Document Type

Article

Publication Date

2012

Abstract

The Supreme Court’s decision in the Health Care Cases to sustain the central provisions of the Affordable Care Act (or ACA) was hugely important in several ways. Most commentators have focused on the Court’s upholding of the ACA’s minimum coverage provision. But the Court’s Medicaid holding—that the ACA coerced (and thus commandeered) the states by making their preexisting Medicaid funds contingent on the states’ expanding their programs—may actually be more significant as a matter of constitutional law.
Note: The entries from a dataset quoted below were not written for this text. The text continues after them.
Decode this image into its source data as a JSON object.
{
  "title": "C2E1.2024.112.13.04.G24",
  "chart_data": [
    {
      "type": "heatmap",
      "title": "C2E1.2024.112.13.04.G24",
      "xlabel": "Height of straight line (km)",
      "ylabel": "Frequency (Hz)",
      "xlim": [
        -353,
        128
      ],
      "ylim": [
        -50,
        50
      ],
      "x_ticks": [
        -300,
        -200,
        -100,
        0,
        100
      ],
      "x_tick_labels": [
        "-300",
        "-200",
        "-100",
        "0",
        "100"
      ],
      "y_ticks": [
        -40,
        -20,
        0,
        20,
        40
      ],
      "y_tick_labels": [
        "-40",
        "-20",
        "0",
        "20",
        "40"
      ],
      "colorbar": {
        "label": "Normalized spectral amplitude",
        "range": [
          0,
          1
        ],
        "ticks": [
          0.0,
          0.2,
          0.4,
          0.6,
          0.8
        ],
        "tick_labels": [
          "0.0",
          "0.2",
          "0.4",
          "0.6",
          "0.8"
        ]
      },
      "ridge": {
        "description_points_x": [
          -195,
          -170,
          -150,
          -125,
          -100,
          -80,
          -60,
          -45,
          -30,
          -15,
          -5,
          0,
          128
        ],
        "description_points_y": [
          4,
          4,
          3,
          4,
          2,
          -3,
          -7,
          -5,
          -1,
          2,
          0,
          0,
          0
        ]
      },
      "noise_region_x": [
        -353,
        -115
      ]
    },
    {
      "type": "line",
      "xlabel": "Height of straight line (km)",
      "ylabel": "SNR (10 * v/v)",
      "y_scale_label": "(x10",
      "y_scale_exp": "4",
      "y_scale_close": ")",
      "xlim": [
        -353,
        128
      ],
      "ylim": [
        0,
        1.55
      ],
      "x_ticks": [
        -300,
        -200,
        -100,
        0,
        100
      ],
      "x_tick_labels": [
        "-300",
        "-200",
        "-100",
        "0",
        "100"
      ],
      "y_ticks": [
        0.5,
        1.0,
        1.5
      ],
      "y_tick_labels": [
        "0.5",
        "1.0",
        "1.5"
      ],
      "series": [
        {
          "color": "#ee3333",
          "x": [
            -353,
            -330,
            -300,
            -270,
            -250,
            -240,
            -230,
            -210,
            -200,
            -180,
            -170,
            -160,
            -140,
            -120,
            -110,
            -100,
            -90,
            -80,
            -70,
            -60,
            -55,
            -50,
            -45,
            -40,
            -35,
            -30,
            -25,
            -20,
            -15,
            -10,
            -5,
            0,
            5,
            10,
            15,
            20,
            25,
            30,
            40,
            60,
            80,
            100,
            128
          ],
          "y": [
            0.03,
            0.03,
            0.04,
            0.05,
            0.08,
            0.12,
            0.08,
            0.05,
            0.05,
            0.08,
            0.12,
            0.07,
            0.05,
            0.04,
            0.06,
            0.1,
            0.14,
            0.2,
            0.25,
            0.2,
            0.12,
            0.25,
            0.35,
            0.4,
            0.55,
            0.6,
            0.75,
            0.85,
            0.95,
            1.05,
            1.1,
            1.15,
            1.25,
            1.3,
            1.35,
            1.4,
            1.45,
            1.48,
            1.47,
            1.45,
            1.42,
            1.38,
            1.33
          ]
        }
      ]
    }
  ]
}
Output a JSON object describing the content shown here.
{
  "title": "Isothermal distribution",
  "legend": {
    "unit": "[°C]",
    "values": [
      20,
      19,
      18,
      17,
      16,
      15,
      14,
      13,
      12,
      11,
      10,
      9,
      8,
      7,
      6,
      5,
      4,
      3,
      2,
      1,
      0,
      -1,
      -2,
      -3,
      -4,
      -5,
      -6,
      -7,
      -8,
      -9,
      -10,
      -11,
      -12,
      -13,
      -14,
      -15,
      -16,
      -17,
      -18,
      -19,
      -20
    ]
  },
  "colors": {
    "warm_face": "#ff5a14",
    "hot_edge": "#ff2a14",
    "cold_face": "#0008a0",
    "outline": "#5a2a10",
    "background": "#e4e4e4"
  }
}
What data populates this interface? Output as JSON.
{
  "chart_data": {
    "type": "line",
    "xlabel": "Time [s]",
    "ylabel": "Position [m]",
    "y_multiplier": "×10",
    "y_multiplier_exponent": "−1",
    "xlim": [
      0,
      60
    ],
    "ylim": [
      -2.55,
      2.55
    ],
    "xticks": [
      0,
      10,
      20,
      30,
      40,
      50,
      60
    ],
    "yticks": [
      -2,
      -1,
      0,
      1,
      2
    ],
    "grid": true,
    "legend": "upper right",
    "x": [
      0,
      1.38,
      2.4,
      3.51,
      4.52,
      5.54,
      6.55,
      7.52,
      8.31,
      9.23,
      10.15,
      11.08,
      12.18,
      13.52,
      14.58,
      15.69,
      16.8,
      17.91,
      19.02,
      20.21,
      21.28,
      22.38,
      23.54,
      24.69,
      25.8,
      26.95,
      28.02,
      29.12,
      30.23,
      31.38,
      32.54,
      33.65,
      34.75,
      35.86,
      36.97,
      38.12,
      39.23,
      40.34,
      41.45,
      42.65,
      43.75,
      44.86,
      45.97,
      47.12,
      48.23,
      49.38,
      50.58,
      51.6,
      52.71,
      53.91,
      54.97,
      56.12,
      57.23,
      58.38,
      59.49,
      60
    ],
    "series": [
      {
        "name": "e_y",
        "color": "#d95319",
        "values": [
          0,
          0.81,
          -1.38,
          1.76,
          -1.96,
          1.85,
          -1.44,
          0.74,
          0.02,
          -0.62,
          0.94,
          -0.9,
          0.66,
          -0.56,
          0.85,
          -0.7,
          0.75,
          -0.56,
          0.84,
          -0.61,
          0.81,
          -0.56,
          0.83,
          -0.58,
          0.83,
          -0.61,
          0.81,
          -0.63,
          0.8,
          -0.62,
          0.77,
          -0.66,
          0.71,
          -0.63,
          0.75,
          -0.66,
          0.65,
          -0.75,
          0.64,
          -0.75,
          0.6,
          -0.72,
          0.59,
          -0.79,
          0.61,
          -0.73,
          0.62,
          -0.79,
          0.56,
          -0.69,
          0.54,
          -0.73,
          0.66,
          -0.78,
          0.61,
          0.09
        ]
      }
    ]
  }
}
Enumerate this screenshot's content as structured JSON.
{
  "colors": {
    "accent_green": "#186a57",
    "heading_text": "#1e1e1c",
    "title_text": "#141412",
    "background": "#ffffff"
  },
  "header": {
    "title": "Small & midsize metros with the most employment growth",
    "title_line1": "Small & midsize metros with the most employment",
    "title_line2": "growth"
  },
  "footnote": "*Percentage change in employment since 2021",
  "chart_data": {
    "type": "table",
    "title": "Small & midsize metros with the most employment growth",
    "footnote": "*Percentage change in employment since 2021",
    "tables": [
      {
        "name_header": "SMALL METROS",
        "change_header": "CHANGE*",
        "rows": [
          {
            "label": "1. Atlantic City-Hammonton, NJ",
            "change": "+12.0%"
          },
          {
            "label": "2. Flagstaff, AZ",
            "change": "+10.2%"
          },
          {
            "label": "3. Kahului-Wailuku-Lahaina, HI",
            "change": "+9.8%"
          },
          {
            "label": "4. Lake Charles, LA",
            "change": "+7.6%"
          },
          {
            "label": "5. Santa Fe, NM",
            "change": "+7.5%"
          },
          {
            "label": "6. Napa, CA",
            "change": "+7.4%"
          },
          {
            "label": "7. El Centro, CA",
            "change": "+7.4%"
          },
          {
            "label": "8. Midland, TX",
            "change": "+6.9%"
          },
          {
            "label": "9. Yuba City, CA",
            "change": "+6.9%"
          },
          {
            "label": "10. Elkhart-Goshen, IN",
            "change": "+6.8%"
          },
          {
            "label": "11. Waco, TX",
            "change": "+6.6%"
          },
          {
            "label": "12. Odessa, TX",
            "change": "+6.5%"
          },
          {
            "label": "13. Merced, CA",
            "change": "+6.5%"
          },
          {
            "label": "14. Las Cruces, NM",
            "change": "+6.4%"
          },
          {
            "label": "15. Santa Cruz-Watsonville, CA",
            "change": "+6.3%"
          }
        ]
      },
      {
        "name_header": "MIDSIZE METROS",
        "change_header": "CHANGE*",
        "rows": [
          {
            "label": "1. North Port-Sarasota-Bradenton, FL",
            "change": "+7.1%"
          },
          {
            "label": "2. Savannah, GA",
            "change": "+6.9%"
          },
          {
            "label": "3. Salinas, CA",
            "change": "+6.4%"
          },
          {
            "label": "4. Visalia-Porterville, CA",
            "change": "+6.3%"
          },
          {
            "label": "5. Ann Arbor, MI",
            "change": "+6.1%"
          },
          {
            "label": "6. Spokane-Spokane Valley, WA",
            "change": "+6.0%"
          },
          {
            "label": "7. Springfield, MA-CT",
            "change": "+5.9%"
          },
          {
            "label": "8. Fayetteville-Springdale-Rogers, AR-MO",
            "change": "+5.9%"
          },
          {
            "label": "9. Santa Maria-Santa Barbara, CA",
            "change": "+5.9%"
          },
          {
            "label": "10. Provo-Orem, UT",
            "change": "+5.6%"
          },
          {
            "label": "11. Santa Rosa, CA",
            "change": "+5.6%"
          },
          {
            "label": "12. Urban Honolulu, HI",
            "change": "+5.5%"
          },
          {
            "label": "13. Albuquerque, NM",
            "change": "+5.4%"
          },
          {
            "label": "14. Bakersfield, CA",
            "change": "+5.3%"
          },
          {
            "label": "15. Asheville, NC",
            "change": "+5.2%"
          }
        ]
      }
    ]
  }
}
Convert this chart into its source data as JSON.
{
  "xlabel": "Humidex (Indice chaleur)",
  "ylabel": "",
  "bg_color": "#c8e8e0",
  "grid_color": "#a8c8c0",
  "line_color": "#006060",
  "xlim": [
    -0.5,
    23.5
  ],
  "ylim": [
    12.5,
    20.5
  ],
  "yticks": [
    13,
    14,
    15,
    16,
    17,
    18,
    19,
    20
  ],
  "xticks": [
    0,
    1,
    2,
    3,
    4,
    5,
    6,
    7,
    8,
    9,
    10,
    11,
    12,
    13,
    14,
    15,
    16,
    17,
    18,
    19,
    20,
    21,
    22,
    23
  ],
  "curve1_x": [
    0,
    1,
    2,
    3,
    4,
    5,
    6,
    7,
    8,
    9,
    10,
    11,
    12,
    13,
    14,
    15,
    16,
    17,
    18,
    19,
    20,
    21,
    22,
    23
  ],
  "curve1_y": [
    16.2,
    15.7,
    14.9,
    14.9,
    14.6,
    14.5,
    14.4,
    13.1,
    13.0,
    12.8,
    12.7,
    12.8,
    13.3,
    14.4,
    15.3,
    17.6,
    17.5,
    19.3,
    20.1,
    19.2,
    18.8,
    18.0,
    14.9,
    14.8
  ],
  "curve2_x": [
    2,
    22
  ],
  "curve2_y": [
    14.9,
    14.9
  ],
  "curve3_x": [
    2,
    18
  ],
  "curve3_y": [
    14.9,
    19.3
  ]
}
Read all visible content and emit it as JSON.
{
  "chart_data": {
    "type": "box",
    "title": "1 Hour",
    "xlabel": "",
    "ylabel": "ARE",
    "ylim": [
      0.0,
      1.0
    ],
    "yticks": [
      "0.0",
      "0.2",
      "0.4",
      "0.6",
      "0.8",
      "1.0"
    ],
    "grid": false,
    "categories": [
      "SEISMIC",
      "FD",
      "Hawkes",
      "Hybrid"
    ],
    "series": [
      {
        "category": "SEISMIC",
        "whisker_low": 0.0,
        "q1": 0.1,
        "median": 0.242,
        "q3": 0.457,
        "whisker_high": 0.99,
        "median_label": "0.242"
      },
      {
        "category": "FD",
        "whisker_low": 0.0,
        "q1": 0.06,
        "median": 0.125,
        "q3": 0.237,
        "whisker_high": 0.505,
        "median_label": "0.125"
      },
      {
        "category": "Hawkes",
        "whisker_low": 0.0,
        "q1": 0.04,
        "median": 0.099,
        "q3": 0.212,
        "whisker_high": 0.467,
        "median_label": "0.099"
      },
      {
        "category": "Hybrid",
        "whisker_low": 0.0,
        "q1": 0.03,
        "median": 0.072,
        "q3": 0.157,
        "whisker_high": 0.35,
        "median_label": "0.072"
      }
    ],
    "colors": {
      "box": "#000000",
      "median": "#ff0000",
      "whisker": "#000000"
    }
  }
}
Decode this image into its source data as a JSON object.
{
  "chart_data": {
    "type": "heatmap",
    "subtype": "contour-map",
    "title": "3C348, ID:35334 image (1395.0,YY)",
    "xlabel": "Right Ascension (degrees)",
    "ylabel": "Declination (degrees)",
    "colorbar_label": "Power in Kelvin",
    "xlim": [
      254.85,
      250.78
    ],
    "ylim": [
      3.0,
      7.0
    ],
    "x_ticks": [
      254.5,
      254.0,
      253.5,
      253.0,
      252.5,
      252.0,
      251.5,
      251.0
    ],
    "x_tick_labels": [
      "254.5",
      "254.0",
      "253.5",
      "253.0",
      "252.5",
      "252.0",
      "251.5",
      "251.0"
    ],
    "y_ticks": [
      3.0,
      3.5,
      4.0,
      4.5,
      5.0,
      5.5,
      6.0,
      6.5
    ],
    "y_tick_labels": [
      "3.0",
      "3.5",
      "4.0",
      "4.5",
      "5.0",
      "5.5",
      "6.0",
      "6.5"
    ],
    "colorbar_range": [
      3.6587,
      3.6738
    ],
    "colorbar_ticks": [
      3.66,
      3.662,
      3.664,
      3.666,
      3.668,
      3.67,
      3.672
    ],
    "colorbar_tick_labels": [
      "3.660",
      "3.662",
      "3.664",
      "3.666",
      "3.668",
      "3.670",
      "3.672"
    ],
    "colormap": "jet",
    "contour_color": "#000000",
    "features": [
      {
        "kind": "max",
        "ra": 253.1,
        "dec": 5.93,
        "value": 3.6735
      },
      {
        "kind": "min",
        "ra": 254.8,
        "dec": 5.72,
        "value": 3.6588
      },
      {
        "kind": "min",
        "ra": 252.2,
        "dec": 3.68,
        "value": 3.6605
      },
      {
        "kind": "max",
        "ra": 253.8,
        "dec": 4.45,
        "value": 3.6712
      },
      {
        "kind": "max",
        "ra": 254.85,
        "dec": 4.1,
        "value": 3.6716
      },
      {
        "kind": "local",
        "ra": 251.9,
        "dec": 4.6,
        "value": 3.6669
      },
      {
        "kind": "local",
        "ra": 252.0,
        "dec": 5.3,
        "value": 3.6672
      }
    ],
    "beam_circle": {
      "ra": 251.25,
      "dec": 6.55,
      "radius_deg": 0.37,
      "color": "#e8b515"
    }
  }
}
The basic thesis of this article is that, in finding the ACA’s Medicaid expansion provisions coercive, the Court has re-conceptualized what constitutes a federal “command” to the states, and thus re-defined the scope of the anti-commandeering principle. The Court’s holding means that federal laws can constitute commands even when they do not legally compel the states to act. The relevant inquiry is now practical rather than formal: has Congress left the states with a “real option” of saying no to the federal government’s conditions? This is an important shift. Not only does it potentially jeopardize a range of federal spending programs, but it also affects laws operating on the states as “conditional prohibitions”—federal statutes conditionally preempting state law. Until now, such statutes have been considered fully consistent with the anti-commandeering doctrine because they do not formally require the states to act. But the Health Care Cases upend this understanding. If, as a practical matter, the states have no “genuine choice” but to govern on a particular subject, Congress’s conditions specifying how that subject must be governed (to avoid federal preemption) may well amount unconstitutional commandeerings.

This new understanding could be particularly troubling in the field of state and local taxation. The number, complexity, and heterogeneity of state and local tax systems almost certainly impose a number of unnecessary costs on the American economy. And as the Court itself has long recognized, Congress is much better suited institutionally than the judiciary to address these problems. An anti-commandeering doctrine that disempowers Congress from enacting laws that meaningfully regulate state taxation would be unfortunate.